Baleg Minta RUU KIA Segera Direalisasikan Demi Pemutusan Diskriminasi terhadap Perempuan
Badan Legislasi DPR RI berharap RUU mengenai KIA segera dipercepat guna memuluskan program tujuan pemerintah yakni menuju Generasi Emas 2045 mendatang
Editor: Content Writer
TRIBUNNEWS.COM - Badan Legislasi (Baleg) DPR RI mendorong agar proses pembahasan Rancangan Undang-Undang (RUU) mengenai Kesejahteraan Ibu dan Anak (KIA) dipercepat. Hal itu dilakukan agar bisa dengan segera disahkan dalam waktu dekat.
RUU KIA ini dinilai akan memuluskan program yang sejalan dengan pemerintah menuju Generasi Emas 2045 dan pemutusan diskriminasi terhadap perempuan.
Anggota Baleg DPR RI Luluk Nur Hamidah meminta agar pembahasan RUU KIA tidak berat sebelah. Ia menyebut, RUU tersebut harus memprioritaskan kepentingan Ibu dan Anak.
"Pemerintah sepertinya main-main dengan apa yang selalu digaungkan, generasi emas, SDM unggul, bebas stunting serta yang lainnya. Tapi masih setengah hati ketika berhadapan dengan kalangan industri," ungkap Luluk dalam keterangan tertulisnya, Kamis (15/6/2023).
Dalam RUU KIA, salah satu yang diatur adalah adanya penambahan cuti bagi ibu hamil dan melahirkan menjadi 6 bulan. RUU ini juga mengatur cuti untuk pekerja lelaki yang istrinya melahirkan, atau sering disebut sebagai cuti ayah.
Namun, Luluk menilai tidak banyak kemajuan fakultatif dalam DIM pemerintah. "Saya juga baca DIM (Daftar Inventaris Masalah) pemerintah, soal cuti bagi ibu dan ayah nggak banyak kemajuan bersifat fakultatif," tandasnya.
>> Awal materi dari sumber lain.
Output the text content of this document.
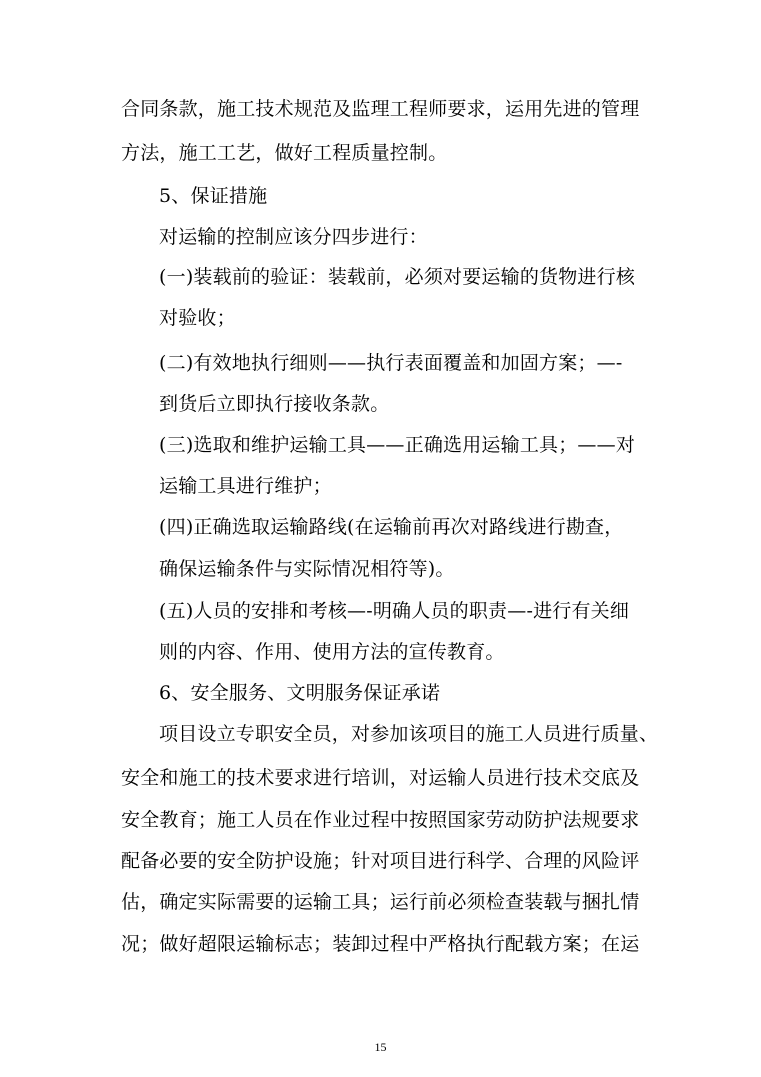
合同条款，施工技术规范及监理工程师要求，运用先进的管理
方法，施工工艺，做好工程质量控制。
5、保证措施
对运输的控制应该分四步进行：
(一)装载前的验证：装载前，必须对要运输的货物进行核
对验收；
(二)有效地执行细则——执行表面覆盖和加固方案；—-
到货后立即执行接收条款。
(三)选取和维护运输工具——正确选用运输工具；——对
运输工具进行维护；
(四)正确选取运输路线(在运输前再次对路线进行勘查，
确保运输条件与实际情况相符等)。
(五)人员的安排和考核—-明确人员的职责—-进行有关细
则的内容、作用、使用方法的宣传教育。
6、安全服务、文明服务保证承诺
项目设立专职安全员，对参加该项目的施工人员进行质量、
安全和施工的技术要求进行培训，对运输人员进行技术交底及
安全教育；施工人员在作业过程中按照国家劳动防护法规要求
配备必要的安全防护设施；针对项目进行科学、合理的风险评
估，确定实际需要的运输工具；运行前必须检查装载与捆扎情
况；做好超限运输标志；装卸过程中严格执行配载方案；在运
15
Aturan tersebut pun menimbulkan penolakan dari sejumlah kalangan industri, termasuk dari Asosiasi Pengusaha Indonesia (APINDO), terutama mengenai cuti melahirkan bagi pekerja perempuan. Pihak perusahaan memandang hal tersebut akan berdampak kurang baik bagi kinerja perusahaan.
Maka itu, Luluk mengungkapkan bahwa seharusnya hal itu tidak perlu dipersoalkan karena ada solusi lain untuk perusahaan jika tambahan cuti melahirkan diterapkan.
"Jelas bisa diatur dalam pasal-pasal secara terperinci, tidak perlu mengkhawatirkan bahwa RUU KIA tidak akan mengakomodir kepentingan industri,” tegas Luluk.
Oleh karenanya, perempuan yang juga merupakan Anggota Komisi VI ini, menekankan pemerintah harus segera ambil sikap tegas. Sebab, Luluk mengatakan, pemerintah seharusnya bisa menjembatani perjuangan para pekerja perempuan dengan perusahaan.
“Salah satu solusi yang bisa diajukan pemerintah ialah gaji para pekerja perempuan bisa dibebankan melalui jaminan sosial selama cuti enam bulan tersebut,” ujarnya.
Sejauh ini, lanjut Luluk, aturan mengenai hal itu sedang dibahas lebih lanjut dalam Daftar Inventarisasi Masalah. "Ada kemungkinan gaji tiga bulan dibayarkan negara, atau bahkan bisa saja negara membayarkan semuanya selama cuti, masih (dalam) kajian," terangnya.
Alternatif lain yang bisa diakomodir oleh pemerintah adalah dengan memberikan subsidi gaji bagi perusahaan untuk merekrut pekerja magang sebagai pengganti ibu melahirkan.
Ia juga mengatakan, solusi tersebut cukup masuk akal. "Jika ada pertimbangan lain dari industri yang dapat diakomodir oleh pemerintah, seperti dana untuk karyawan magang pengganti sementara ibu melahirkan, maka pemerintah dapat mempertimbangkan adanya subsidi dari pemerintah," paparnya.